Oltraggio a Superga, vandalizzato il totem: "Azione dissacrante"

La bacheca in 5 lingue è di fianco alla lapide che ricorda il Grande Torino: l’obiettivo ora è sistemarlo il prima possibile
Oltraggio a Superga, vandalizzato il totem: "Azione dissacrante"

Anche ieri pomeriggio a Superga, sia nel piazzale antistante la Basilica che di fronte alla lapide che ricorda i campioni del Grande Torino, si potevano sentire parlare le più diverse lingue e i più particolari accenti, quelli dei tifosi e turisti in generale che hanno voluto fare visita a uno dei luoghi simbolo della città e rendere omaggio agli Invincibili. E ancora più gente c’era nei giorni di Pasqua e Pasquetta: un via vai che non stupisce, che solitamente è composto e rispettoso del luogo, di ciò che rappresenta e di chi lì ha perso la vita in quel tragico 4 maggio 1949. Non è stato così questa volta e proprio nei giorni festivi, a meno di un mese dal 77° anniversario della tragedia, il totem che riassume la storia del Grande Torino in cinque lingue (italiano, inglese, francese, spagnolo e tedesco), che si trova proprio a fianco della lapide commemorativa, è stato brutalmente vandalizzato. «Un’azione dissacrante nei confronti del Grande Torino che non merita di essere commentata. Ci stiamo attivando per ripristinare il totem danneggiato», hanno fatto sapere dal Circolo Soci Torino FC tramite un post pubblicato sulla propria pagina Facebook. La bacheca informativa era stata realizzata proprio grazie all’impegno del Circolo Soci che, insieme alla Città di Torino, dal 2019 si occupa anche della manutenzione della lapide.

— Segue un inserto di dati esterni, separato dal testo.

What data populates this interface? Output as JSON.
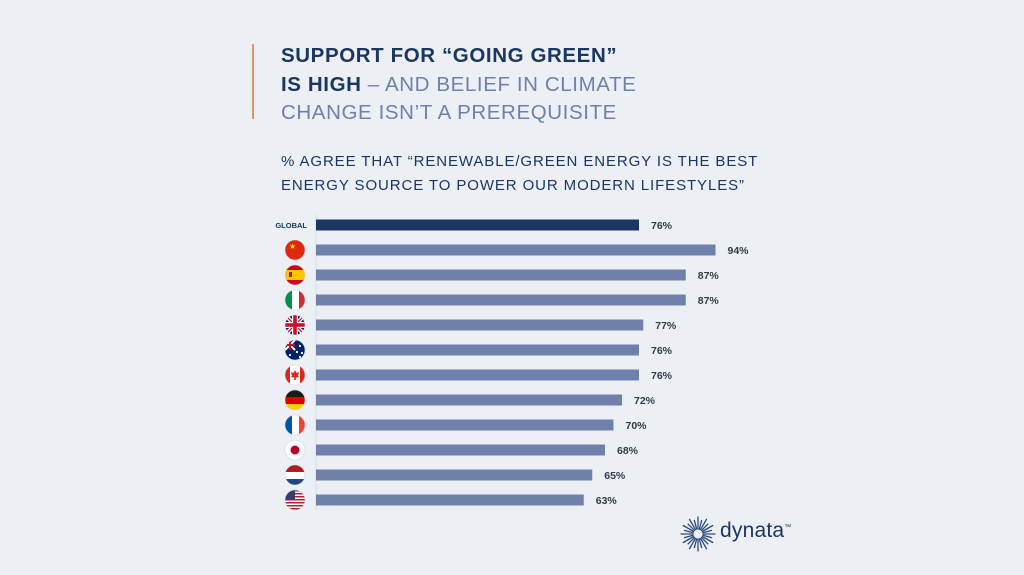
{
  "headline": {
    "line1": "SUPPORT FOR “GOING GREEN”",
    "line2_bold": "IS HIGH",
    "line2_rest": " – AND BELIEF IN CLIMATE",
    "line3": "CHANGE ISN’T A PREREQUISITE"
  },
  "subtitle": {
    "line1": "% AGREE THAT “RENEWABLE/GREEN ENERGY IS THE BEST",
    "line2": "ENERGY SOURCE TO POWER OUR MODERN LIFESTYLES”"
  },
  "colors": {
    "global_bar": "#1b3660",
    "country_bar": "#6f80ab",
    "accent": "#e0946c",
    "text_dark": "#1b3660"
  },
  "chart_data": {
    "type": "bar",
    "orientation": "horizontal",
    "categories": [
      "GLOBAL",
      "china-flag",
      "spain-flag",
      "italy-flag",
      "uk-flag",
      "australia-flag",
      "canada-flag",
      "germany-flag",
      "france-flag",
      "japan-flag",
      "netherlands-flag",
      "usa-flag"
    ],
    "values": [
      76,
      94,
      87,
      87,
      77,
      76,
      76,
      72,
      70,
      68,
      65,
      63
    ],
    "value_labels": [
      "76%",
      "94%",
      "87%",
      "87%",
      "77%",
      "76%",
      "76%",
      "72%",
      "70%",
      "68%",
      "65%",
      "63%"
    ],
    "unit": "%",
    "xlim": [
      0,
      100
    ],
    "grid": false
  },
  "brand": {
    "name": "dynata",
    "trademark": "™"
  }
}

Toro, l'ennesimo scempio sulla storia granata

Non è la prima volta che uno dei luoghi commemorativi della storia granata del Grande Torino viene danneggiato. Negli ultimi anni ricordiamo: nel 2013 fu imbrattata la lapide in memoria di Gigi Meroni presente in corso Re Umberto, vicino al punto dove venne fatalmente investito. Nel 2018 fu vandalizzato il monumento al Grande Torino di Borgaro, l’anno successivo toccò alla targa dedicata a Valentino Mazzola di Nichelino. Nel 2023, invece, fu distrutta la targa dedicata al capitano del Grande Torino di piazza Galimberti. E ora, per l’appunto, il totem informativo multilingue di Superga.

Torino, obiettivo restaurazione

L’obiettivo ora è sistemarlo il prima possibile, magari prima della commemorazione del 4 maggio. E a proposito del 77° anniversario della tragedia, tutte le celebrazioni religiose previste per quel giorno (sia quelle al cimitero monumentale che a Superga) non saranno officiate da Don Riccardo Robella: il padre spirituale granata sta attualmente svolgendo la riabilitazione nell’Unità Spinale Unipolare del Cto dopo il terribile incidente automobilistico avuto nella notte tra il 7 e l’8 novembre. E proprio da lì, la domenica di Pasqua, è tornato anche a celebrare la messa, ma è ancora troppo presto per poterlo rivedere svolgere a pieno il suo ruolo di padre spirituale. Non riuscirà però essere presente il 4 maggio a Superga, è così che a sostituirlo quest’anno sarà Don Gian Luca Carrega, parroco ovviamente sempre tifoso del Toro che è stato indicato proprio dallo stesso Don Riccardo Robella che, seppur da distante, c’è da scommetterci vivrà quella giornata speciale con la solita grande partecipazione. L’incidente avuto non ha certo scalfito il suo amore per il Toro e anche dall’ospedale ha seguito la squadra granata. «Il Toro di D’Aversa l’ho visto giocare e non mi dispiace: è un Toro simpatico, che ha tanta intensità», ha dichiarato negli scorsi giorni.